Former South Carolina Law Enforcement Division agent Brittany Burke, who processed Roof’s car after the shooting, was on the stand this morning, recounting items found in the car after the then-21-year-old was captured.
Besides the note listing churches, notable items in Roof’s car included a Confederate flag, a burned American flag, a gun, an empty box of ammunition and a laser attachment for a gun that helps with accuracy.
Personal items were also in the car like a GPS, deodorant and cigarettes, Burke said.
Roof, who is white, is accused of fatally shooting nine black parishioners during a Bible study at the predominantly black Emanuel AME Church on June 17, 2015. Roof allegedly entered the Church armed and “with the intent of killing African-Americans engaged in the exercise of their religious beliefs,” according to the federal indictment against him. The parishioners welcomed Roof into their Bible study group, according to the indictment, after which Roof allegedly drew his pistol and opened fire.
Roof was captured in North Carolina the day after the shooting.
The federal courtroom was packed today on the victims’ side.
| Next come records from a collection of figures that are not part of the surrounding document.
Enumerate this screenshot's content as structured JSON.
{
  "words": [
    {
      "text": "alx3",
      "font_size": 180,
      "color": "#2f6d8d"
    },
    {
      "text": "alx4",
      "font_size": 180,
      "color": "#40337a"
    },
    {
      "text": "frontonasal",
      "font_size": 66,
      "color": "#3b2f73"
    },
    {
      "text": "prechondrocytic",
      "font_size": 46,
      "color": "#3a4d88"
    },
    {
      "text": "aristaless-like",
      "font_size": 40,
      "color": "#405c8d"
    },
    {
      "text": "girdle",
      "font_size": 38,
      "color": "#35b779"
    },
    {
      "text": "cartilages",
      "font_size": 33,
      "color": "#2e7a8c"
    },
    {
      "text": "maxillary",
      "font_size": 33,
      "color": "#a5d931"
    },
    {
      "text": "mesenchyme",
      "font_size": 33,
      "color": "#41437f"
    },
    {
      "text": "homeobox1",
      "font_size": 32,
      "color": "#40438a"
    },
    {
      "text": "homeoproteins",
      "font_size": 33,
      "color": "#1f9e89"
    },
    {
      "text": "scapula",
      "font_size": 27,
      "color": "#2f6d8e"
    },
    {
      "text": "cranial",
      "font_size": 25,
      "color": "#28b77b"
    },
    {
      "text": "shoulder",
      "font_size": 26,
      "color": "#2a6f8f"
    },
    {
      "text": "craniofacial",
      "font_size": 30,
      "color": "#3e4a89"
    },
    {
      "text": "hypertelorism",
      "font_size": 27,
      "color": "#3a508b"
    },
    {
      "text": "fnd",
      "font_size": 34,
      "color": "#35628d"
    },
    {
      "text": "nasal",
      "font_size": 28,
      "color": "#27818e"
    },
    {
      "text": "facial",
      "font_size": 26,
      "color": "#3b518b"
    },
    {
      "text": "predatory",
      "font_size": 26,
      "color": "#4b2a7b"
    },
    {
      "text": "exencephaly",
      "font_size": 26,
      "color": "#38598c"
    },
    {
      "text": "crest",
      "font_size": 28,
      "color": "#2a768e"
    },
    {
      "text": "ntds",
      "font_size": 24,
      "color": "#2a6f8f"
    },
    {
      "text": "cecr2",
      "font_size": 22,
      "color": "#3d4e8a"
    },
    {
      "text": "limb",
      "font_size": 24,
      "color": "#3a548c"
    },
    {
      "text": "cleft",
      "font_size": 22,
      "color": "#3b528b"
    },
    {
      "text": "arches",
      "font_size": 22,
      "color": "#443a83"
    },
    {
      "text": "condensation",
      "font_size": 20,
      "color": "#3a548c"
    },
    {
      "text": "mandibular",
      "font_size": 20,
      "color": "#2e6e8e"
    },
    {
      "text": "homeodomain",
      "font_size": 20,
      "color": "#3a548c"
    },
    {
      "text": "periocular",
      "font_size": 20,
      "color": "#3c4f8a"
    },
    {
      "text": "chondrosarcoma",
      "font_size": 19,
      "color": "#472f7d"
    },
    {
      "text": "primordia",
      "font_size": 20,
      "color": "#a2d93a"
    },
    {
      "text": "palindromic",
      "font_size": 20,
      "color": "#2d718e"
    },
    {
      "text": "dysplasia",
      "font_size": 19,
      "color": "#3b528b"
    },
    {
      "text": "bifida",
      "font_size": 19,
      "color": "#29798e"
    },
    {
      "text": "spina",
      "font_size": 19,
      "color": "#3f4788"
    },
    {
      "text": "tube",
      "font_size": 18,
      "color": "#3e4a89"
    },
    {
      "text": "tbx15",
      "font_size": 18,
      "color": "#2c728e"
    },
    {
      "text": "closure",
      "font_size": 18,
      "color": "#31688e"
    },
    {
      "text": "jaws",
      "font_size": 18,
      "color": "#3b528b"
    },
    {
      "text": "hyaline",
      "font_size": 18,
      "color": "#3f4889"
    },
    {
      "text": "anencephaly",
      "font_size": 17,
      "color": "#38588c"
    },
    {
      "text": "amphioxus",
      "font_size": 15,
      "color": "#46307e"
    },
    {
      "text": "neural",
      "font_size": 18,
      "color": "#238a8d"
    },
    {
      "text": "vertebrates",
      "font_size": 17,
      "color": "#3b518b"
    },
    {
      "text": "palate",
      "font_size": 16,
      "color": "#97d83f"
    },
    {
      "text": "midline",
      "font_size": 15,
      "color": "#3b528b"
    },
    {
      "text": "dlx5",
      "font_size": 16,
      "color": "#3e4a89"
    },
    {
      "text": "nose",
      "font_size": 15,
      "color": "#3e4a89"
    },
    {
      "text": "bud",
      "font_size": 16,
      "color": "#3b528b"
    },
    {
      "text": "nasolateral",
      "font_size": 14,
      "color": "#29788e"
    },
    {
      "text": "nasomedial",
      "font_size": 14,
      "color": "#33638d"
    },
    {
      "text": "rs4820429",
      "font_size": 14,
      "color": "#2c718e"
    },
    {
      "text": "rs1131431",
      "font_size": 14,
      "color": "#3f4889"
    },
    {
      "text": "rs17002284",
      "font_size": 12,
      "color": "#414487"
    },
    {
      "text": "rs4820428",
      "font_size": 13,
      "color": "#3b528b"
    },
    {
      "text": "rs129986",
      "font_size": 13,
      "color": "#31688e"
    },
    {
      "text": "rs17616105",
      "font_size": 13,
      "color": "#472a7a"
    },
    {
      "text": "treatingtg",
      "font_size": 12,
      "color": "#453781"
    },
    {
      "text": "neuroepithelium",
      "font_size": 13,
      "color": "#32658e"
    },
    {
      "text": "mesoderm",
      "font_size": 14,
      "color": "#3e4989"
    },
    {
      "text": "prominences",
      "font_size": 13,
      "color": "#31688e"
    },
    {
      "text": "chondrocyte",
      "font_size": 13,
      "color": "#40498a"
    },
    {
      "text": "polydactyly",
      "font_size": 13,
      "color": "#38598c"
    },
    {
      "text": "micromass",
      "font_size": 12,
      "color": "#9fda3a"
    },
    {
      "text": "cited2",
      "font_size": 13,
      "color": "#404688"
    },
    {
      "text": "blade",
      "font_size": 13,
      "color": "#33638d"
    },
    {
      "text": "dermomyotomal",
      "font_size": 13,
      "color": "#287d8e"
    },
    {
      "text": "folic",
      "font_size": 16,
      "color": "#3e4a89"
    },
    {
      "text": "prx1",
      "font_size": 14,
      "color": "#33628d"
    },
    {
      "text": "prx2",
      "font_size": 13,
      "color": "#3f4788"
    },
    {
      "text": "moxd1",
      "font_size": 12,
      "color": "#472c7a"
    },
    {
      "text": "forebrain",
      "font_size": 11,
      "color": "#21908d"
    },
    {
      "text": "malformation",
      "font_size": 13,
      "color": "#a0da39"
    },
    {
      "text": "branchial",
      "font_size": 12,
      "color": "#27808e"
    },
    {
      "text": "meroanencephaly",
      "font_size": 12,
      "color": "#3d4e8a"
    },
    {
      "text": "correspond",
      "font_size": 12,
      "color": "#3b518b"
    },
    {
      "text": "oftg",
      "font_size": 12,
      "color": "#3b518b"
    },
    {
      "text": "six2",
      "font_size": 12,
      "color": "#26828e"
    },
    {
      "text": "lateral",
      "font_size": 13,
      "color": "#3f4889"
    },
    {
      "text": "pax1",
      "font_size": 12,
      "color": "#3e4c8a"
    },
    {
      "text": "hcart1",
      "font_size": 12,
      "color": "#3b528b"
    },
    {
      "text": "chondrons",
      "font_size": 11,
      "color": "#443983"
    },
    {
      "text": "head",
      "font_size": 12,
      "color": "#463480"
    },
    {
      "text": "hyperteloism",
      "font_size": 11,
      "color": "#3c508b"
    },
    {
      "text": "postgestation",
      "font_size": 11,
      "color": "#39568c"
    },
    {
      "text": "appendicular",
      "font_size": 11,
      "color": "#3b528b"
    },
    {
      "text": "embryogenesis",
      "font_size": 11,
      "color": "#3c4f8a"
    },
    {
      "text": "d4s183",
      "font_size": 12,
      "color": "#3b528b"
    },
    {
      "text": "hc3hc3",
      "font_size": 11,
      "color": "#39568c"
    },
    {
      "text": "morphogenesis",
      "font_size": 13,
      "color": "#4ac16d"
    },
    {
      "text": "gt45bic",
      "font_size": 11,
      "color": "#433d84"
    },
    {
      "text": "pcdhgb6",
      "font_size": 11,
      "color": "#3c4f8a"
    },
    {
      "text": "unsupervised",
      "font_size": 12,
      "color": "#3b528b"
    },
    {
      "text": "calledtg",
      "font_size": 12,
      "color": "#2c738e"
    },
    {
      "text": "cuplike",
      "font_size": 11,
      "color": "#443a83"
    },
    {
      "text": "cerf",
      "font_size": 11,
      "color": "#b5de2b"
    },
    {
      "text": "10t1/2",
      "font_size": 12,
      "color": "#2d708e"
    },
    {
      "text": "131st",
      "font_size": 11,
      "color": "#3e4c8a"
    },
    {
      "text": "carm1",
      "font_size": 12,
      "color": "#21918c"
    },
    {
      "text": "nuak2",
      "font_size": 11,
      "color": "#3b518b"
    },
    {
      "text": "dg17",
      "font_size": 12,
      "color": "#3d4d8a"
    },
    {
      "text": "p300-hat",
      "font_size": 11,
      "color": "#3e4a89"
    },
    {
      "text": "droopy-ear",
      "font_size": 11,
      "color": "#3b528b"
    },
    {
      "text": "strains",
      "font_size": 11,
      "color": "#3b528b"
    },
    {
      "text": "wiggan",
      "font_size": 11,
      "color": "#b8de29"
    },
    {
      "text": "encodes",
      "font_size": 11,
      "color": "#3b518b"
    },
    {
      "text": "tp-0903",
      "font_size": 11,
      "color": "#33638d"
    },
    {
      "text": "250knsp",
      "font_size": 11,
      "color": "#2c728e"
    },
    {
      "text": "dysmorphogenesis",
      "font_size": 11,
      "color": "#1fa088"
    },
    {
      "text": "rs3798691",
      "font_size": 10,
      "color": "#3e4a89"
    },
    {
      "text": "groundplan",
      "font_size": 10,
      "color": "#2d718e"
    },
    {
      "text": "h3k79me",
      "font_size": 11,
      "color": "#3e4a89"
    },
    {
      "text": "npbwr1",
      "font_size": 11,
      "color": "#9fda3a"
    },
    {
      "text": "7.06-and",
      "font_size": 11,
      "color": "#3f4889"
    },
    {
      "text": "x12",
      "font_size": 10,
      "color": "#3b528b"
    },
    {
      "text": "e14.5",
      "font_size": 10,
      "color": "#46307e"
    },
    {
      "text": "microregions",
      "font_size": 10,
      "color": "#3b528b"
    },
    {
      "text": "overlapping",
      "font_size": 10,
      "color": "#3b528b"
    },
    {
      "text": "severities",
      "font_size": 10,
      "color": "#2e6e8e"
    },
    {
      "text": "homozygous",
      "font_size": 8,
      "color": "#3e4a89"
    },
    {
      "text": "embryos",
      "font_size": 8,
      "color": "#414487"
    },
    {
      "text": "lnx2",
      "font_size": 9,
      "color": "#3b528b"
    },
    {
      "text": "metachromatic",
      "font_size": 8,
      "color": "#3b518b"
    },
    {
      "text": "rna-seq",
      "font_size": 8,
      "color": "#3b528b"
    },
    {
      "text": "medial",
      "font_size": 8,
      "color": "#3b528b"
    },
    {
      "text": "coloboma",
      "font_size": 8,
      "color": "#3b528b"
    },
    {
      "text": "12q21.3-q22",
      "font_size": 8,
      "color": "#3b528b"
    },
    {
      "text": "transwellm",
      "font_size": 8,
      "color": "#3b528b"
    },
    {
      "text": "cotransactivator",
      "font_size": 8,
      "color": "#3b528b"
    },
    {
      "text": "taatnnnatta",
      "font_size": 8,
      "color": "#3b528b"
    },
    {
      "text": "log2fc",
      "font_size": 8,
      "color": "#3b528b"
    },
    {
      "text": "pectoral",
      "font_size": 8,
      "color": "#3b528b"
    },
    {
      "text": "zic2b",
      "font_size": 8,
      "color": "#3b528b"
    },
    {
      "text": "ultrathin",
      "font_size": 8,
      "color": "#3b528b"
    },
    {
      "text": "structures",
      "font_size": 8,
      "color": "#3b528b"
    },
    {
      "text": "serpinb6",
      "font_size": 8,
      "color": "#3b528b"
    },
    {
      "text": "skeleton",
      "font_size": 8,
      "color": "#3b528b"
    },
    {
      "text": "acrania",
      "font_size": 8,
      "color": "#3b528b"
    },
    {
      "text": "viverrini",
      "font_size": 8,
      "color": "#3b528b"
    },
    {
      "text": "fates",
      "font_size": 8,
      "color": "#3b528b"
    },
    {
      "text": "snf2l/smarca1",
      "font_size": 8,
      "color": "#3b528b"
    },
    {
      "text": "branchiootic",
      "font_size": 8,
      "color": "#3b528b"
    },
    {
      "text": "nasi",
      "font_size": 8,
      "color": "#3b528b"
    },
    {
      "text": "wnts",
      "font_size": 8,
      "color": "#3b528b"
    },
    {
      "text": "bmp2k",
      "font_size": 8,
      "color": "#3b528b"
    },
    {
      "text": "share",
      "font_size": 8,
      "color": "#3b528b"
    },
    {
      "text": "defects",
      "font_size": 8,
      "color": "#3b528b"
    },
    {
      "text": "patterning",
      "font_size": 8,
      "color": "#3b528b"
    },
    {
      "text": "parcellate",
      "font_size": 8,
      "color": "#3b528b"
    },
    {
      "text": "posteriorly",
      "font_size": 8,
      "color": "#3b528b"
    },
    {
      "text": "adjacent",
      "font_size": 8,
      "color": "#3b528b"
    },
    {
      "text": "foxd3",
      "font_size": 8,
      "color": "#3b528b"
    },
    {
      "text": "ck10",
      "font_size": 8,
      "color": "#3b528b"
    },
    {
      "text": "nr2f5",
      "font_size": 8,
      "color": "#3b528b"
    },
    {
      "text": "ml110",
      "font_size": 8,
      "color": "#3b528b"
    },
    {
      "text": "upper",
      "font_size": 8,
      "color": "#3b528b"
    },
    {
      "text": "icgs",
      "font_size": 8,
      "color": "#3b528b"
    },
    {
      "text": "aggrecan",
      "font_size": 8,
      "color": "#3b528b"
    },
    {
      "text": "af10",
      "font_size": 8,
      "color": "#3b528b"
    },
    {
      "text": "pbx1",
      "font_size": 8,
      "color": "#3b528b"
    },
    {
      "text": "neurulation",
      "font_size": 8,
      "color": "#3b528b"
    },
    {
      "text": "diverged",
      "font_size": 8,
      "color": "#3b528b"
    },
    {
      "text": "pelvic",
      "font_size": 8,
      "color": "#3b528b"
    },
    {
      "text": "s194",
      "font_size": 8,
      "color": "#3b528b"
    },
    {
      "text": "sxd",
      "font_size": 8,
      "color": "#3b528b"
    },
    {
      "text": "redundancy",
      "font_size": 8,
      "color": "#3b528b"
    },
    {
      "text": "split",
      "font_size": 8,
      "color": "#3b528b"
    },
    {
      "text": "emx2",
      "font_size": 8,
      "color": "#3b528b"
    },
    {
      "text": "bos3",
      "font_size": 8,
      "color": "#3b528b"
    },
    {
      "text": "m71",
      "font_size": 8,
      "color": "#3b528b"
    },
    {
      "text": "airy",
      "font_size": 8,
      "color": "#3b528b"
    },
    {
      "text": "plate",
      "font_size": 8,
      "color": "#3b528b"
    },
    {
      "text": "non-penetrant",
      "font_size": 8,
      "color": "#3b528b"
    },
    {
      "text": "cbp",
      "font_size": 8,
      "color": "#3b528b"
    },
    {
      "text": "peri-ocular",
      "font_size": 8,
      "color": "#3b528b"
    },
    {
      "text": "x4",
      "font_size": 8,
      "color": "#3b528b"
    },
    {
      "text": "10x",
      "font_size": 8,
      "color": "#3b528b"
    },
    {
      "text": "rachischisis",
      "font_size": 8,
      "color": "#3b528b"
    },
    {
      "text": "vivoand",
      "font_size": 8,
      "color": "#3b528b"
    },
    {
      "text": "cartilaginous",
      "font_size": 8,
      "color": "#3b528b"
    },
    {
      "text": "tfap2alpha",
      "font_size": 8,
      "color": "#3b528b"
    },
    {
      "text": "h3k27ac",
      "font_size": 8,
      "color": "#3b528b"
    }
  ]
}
Roof appeared in court wearing a green sweater and grey pants.
A prosecution witness, Ronald Thrailkill, who sold the Glock used in the attack to Roof, also testified today.
Roof purchased the Glock in April — two months before the shooting, Thrailkill said. Surveillance video was played in court showing Roof coming into the gun store and looking around. Video also shows Roof coming back to the store to buy the gun three business days later.
Roof filled out paperwork, including background information that asked about drugs and mental health, Thrailkill testified. If the perspective buyer answers “yes” to any of those questions, the sale is canceled, he said.
Any licensed firearm dealer has access to the national instant criminal check (NICS), which can allow, deny or delay a purchase within three business days, he said. Thrailkill testified that he can sell a gun if there’s no response from the NICS system after three business days.
During cross-examination, Thrailkill testified that when NICS didn’t respond to him in three days, he decided to go ahead with the sale to Roof.
Thrailkill testified that on June 29, 2015 — after the church shooting — he received communication from NICS that the sale was to be denied. Roof, then in custody, had at that point admitted to authorities that he used narcotics.
FBI agent Tracy Sicks also testified today about a website believed to belong to Roof that included a manifesto with racist language, according to ABC affiliate WCIV.